Schwäbische Zeitung (Ravensburg / Weingarten)
Geldregen für die Stadt Ravensburg
Kommune schließt Haushaltsjahr 2016 mit einem Plus von 10,9 Millionen Euro ab – Für die Zukunft vorgesorgt
RAVENSBURG - Die Stadt Ravensburg hat das Haushaltsjahr 2016 mit einer unerwarteten Gesamtverbesserung von 10,9 Millionen Euro abgeschlossen. Doch wer jetzt denkt, das Geld macht aus Ravensburg eine reiche Stadt, hat sich getäuscht. Die Summe landet nicht auf dem Sparbuch und sie wird auch nicht in neue Projekte investiert. Stattdessen sind die Millionen schon so gut wie verplant.
Die Erklärung, warum die Stadt Ravensburg im Jahr 2016 mit Geld geradezu überschüttet wurde, ist laut Oberbürgermeister Daniel Rapp vielschichtig. Drei wesentliche Gründe gibt es: Erstens nahm 2016 die Einwohnerzahl im Monat durchschnittlich um 50 bis 100 Neubürger zu. Und das lag nicht nur an den Flüchtlingen, ein Großteil der Neubürger waren zugewanderte Arbeitskräfte aus Deutschland und Europa.

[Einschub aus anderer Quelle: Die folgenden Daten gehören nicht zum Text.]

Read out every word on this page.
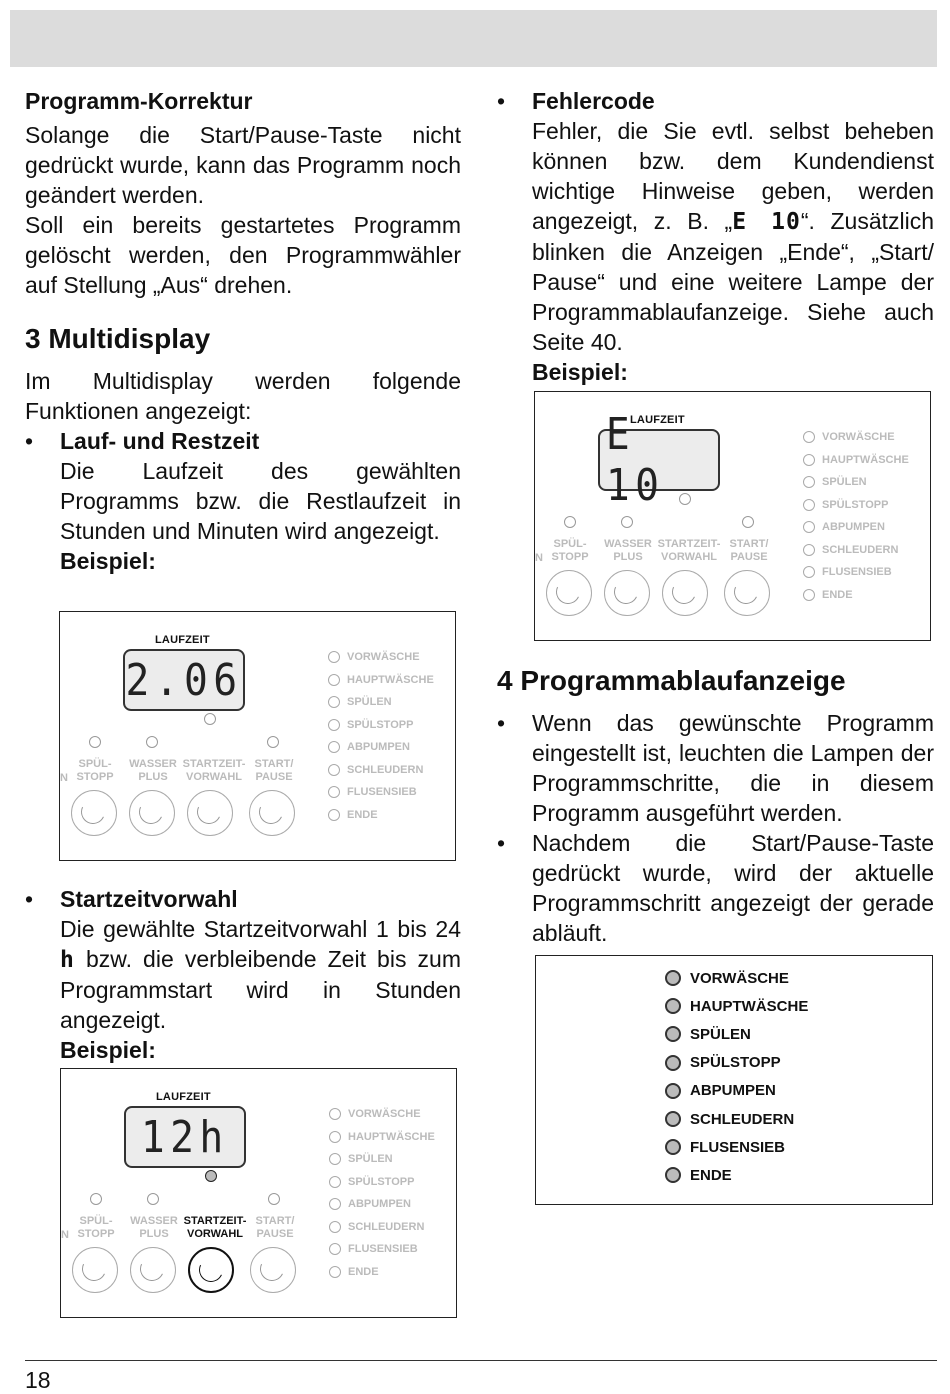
Programm-Korrektur

Solange die Start/Pause-Taste nicht gedrückt wurde, kann das Programm noch geändert werden.

Soll ein bereits gestartetes Programm gelöscht werden, den Programmwähler auf Stellung „Aus“ drehen.

3 Multidisplay

Im Multidisplay werden folgende Funktionen angezeigt:

• Lauf- und Restzeit

Die Laufzeit des gewählten Programms bzw. die Restlaufzeit in Stunden und Minuten wird angezeigt.

Beispiel:

LAUFZEIT
2.06
N
SPÜL-
STOPP
WASSER
PLUS
STARTZEIT-
VORWAHL
START/
PAUSE
VORWÄSCHE
HAUPTWÄSCHE
SPÜLEN
SPÜLSTOPP
ABPUMPEN
SCHLEUDERN
FLUSENSIEB
ENDE
• Startzeitvorwahl

Die gewählte Startzeitvorwahl 1 bis 24 h bzw. die verbleibende Zeit bis zum Programmstart wird in Stunden angezeigt.

Beispiel:

LAUFZEIT
12h
N
SPÜL-
STOPP
WASSER
PLUS
STARTZEIT-
VORWAHL
START/
PAUSE
VORWÄSCHE
HAUPTWÄSCHE
SPÜLEN
SPÜLSTOPP
ABPUMPEN
SCHLEUDERN
FLUSENSIEB
ENDE
• Fehlercode

Fehler, die Sie evtl. selbst beheben können bzw. dem Kundendienst wichtige Hinweise geben, werden angezeigt, z. B. „E 10“. Zusätzlich blinken die Anzeigen „Ende“, „Start/ Pause“ und eine weitere Lampe der Programmablaufanzeige. Siehe auch Seite 40.

Beispiel:

LAUFZEIT
E 10
N
SPÜL-
STOPP
WASSER
PLUS
STARTZEIT-
VORWAHL
START/
PAUSE
VORWÄSCHE
HAUPTWÄSCHE
SPÜLEN
SPÜLSTOPP
ABPUMPEN
SCHLEUDERN
FLUSENSIEB
ENDE
4 Programmablaufanzeige
• Wenn das gewünschte Programm eingestellt ist, leuchten die Lampen der Programmschritte, die in diesem Programm ausgeführt werden.

• Nachdem die Start/Pause-Taste gedrückt wurde, wird der aktuelle Programmschritt angezeigt der gerade abläuft.

VORWÄSCHE
HAUPTWÄSCHE
SPÜLEN
SPÜLSTOPP
ABPUMPEN
SCHLEUDERN
FLUSENSIEB
ENDE
18
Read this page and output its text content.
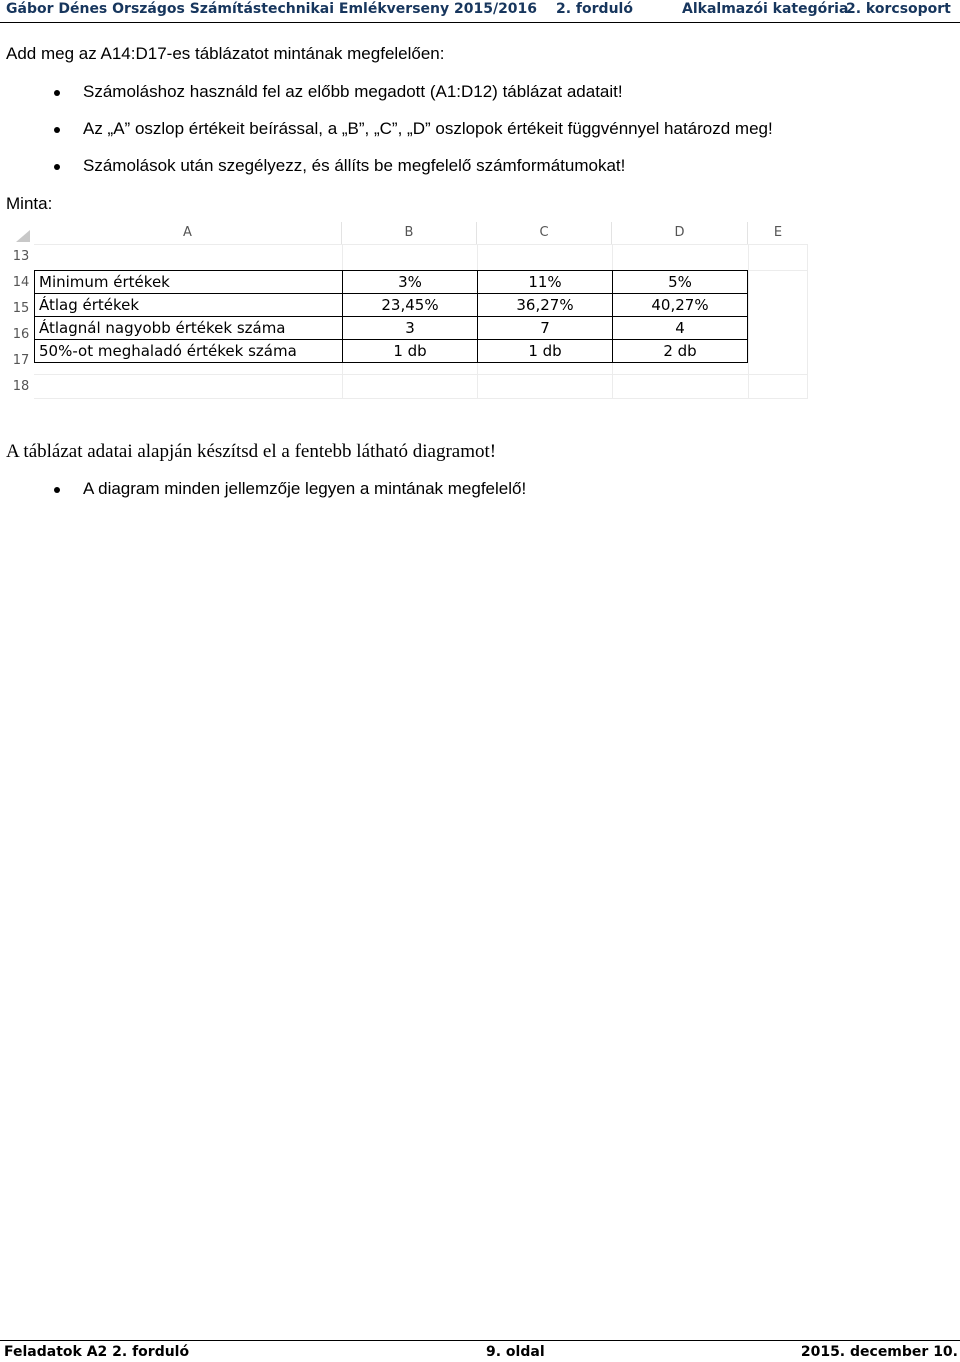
Gábor Dénes Országos Számítástechnikai Emlékverseny 2015/2016 2. forduló	Alkalmazói kategória
2. korcsoport
Add meg az A14:D17-es táblázatot mintának megfelelően:
Számoláshoz használd fel az előbb megadott (A1:D12) táblázat adatait!
Az „A” oszlop értékeit beírással, a „B”, „C”, „D” oszlopok értékeit függvénnyel határozd meg!
Számolások után szegélyezz, és állíts be megfelelő számformátumokat!
Minta:
A	B	C	D	E
13
14
15
16
17
18
Minimum értékek	3%	11%	5%
Átlag értékek	23,45%	36,27%	40,27%
Átlagnál nagyobb értékek száma	3	7	4
50%-ot meghaladó értékek száma	1 db	1 db	2 db
A táblázat adatai alapján készítsd el a fentebb látható diagramot!
A diagram minden jellemzője legyen a mintának megfelelő!
Feladatok A2 2. forduló	9. oldal	2015. december 10.
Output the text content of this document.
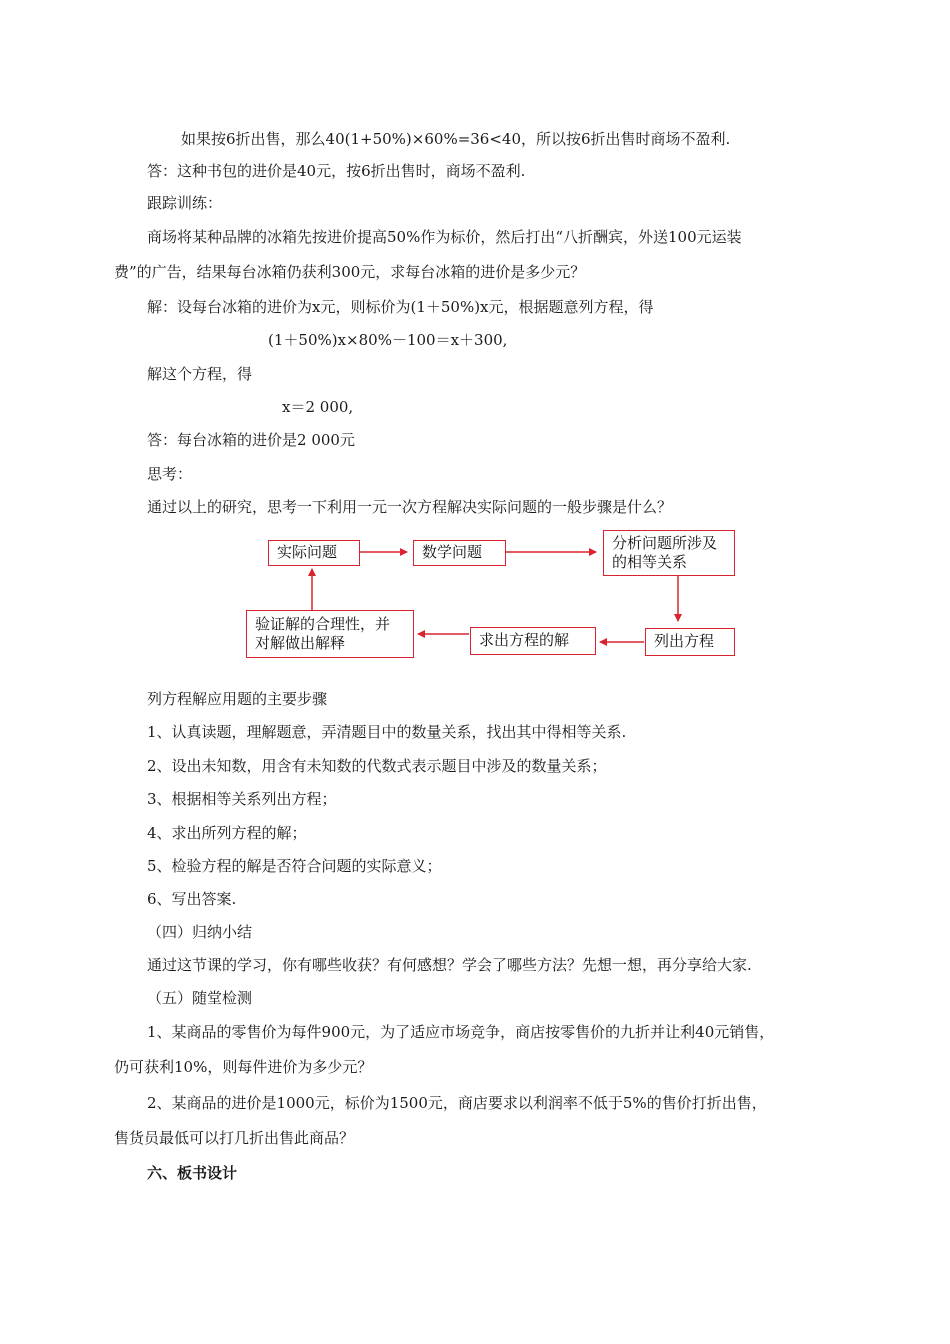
如果按6折出售，那么40(1+50%)×60%=36<40，所以按6折出售时商场不盈利.

答：这种书包的进价是40元，按6折出售时，商场不盈利.

跟踪训练：

商场将某种品牌的冰箱先按进价提高50%作为标价，然后打出“八折酬宾，外送100元运装

费”的广告，结果每台冰箱仍获利300元，求每台冰箱的进价是多少元？

解：设每台冰箱的进价为x元，则标价为(1＋50%)x元，根据题意列方程，得

(1＋50%)x×80%－100＝x＋300,

解这个方程，得

x＝2 000,

答：每台冰箱的进价是2 000元

思考：

通过以上的研究，思考一下利用一元一次方程解决实际问题的一般步骤是什么？

实际问题	数学问题	分析问题所涉及
的相等关系
列出方程
求出方程的解
验证解的合理性，并
对解做出解释

列方程解应用题的主要步骤

1、认真读题，理解题意，弄清题目中的数量关系，找出其中得相等关系.

2、设出未知数，用含有未知数的代数式表示题目中涉及的数量关系；

3、根据相等关系列出方程；

4、求出所列方程的解；

5、检验方程的解是否符合问题的实际意义；

6、写出答案.

（四）归纳小结

通过这节课的学习，你有哪些收获？有何感想？学会了哪些方法？先想一想，再分享给大家.

（五）随堂检测

1、某商品的零售价为每件900元，为了适应市场竞争，商店按零售价的九折并让利40元销售，

仍可获利10%，则每件进价为多少元？

2、某商品的进价是1000元，标价为1500元，商店要求以利润率不低于5%的售价打折出售，

售货员最低可以打几折出售此商品？

六、板书设计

Zudem stiegen die Geburtenzahlen.
„Anders als gedacht, werden die Ravensburger nicht immer älter und immer weniger, sondern immer jünger und immer mehr“, freut sich OB Rapp. Wie er sagt, hat Ravensburg derzeit 50 400 Bürger. Und jeder Einwohner mit Erstwohnsitz bedeutet für eine Kommune bares Geld: Pro Person gibt es vom Land 1000 Euro netto. Die Stadt Ravensburg hatte im Nachtragshaushalt 2016 damit gerechnet, vom Land 17,5 Millionen Euro zugewiesen zu bekommen. Am Ende waren es 19,1 Millionen.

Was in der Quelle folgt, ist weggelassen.